Теперь мне смешно, когда я вспоминаю, насколько был тогда радикальным, многого не понимал, но не допускал компромиссов. Это возникало от глубокого отчаяния при мысли, что мне никогда не стать свободным, что всегда останется что-то – хотя бы в неизбежно усвоенной извне части моей личности, – что будет ограничивать мое развитие в любой сфере жизни. Иногда это настолько тяготило меня, казалось таким фальшивым, что я едва держался.
«Да тебе просто хочется переспать со всеми, вот и все», – помнится, ответил Карстен, смеясь и не понимая, что я говорю серьезно. «Дело не только в сексуальном аспекте, он как раз в самом низу списка, – пытался объяснить я, еле сдерживая слезы. – Мы подчиняемся этим правилам всю жизнь, не задавая вопросов, мы воспринимаем как нечто само собой разумеющееся, что должны жить так, а не иначе – и будто бы это лучше всего. Но представь себе альтернативы, все, что мы никогда не пробовали. Вспомни все модели, законы и нормы, сформированные религией, – видишь, насколько они абсурдны? И самое главное: задумайся обо всех решениях, которые ты принимаешь каждый день, даже не осознавая, что это решение, выбор». – «По-моему, ты слегка перечитал Сартра, – заметил Карстен. – Людям необходимы системы, чтобы соотносить себя с ними. Это тоже биология, и, во всяком случае, я рад, что кто-то заложил основы моей жизни».
Несмотря на то что в те годы я сделал для себя немало перевернувших мой мир открытий, связанных с человеческой природой и разумом – и прежде всего уровнем доступной нам свободы, я всегда придерживался мнения, что парные отношения, которые мы используем в качестве модели для большинства регионов мира, – это форма институционализации эмоций и любви. Это манифестация несвободы и контроля, и до сих пор я отказывался вступать в моногамные отношения. Обычно, в особенности в студенческие годы, это вызывало неожиданный интерес у девушек, с которыми я знакомился. Несомненно, он основывался на сочетании известной привлекательности того, что недостижимо, и принципиальности моих убеждений. Я искренне верил в свободного человека, в экзистенциализм и, естественно, логическим образом стал феминистом – «феминистом нельзя стать, – поправила меня Эллен, – иначе кому-то придется стать антифеминистом». Я прочел Симону де Бовуар и цитировал ее в дискуссиях: «Сам принцип брака непристоен, – часто повторял я, – поскольку он превращает в право и обязанность то, что должно основываться на непроизвольном порыве». Я приводил в качестве примера ее союз с Сартром, когда нужно было пояснить, что я имею в виду. «Речь идет не о том, что человек не хочет вступать в отношения с другим, – говорил я, – но о том, как именно он взаимодействует с другим: интеллектуально, свободно, с наслаждением. Вне систем и иерархий».

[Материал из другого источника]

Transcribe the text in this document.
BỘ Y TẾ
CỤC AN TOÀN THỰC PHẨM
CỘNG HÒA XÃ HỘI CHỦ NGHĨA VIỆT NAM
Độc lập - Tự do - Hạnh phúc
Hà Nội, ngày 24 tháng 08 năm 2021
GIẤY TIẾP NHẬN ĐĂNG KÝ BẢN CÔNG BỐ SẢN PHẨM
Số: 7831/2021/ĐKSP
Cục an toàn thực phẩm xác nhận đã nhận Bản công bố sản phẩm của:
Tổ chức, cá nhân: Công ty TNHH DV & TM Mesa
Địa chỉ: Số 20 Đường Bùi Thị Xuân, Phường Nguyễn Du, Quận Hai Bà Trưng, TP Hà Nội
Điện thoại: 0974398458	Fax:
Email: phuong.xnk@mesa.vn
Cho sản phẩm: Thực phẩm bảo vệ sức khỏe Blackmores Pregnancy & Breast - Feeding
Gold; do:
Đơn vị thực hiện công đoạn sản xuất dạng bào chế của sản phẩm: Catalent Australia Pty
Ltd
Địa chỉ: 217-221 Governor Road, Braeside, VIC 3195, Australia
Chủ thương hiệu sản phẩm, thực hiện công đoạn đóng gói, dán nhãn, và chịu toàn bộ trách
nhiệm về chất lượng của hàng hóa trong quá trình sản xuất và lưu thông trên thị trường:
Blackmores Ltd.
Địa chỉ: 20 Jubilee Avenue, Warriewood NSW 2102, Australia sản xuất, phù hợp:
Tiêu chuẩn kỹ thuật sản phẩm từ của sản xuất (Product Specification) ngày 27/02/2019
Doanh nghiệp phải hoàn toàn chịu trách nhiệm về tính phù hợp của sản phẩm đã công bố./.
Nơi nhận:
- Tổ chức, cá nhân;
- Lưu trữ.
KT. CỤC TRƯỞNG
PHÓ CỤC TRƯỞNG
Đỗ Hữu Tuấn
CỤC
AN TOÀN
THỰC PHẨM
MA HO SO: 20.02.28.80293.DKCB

«Недостаточно просто говорить об этом, нужно быть искренним, – внушал я Карстену, который все больше завидовал тому, как в моей жизни одна девушка сменялась другой. – Ты должен принять факт, что и она свободна, что и она спит с другими, это обоюдное право. И суть не в том, чтобы спать с кем-то еще только потому, что ты можешь так сделать, суть в свободе и независимости».
Лично у меня никогда не было возражений против того, чтобы мои девушки встречались с кем-то другим. Сейчас я предполагаю, что попросту испытывал к ним менее сильные чувства, чем к самой идее; был скорее влюблен в принцип, в реализацию проекта, в ощущение того, что можно быть свободнее, чем остальные.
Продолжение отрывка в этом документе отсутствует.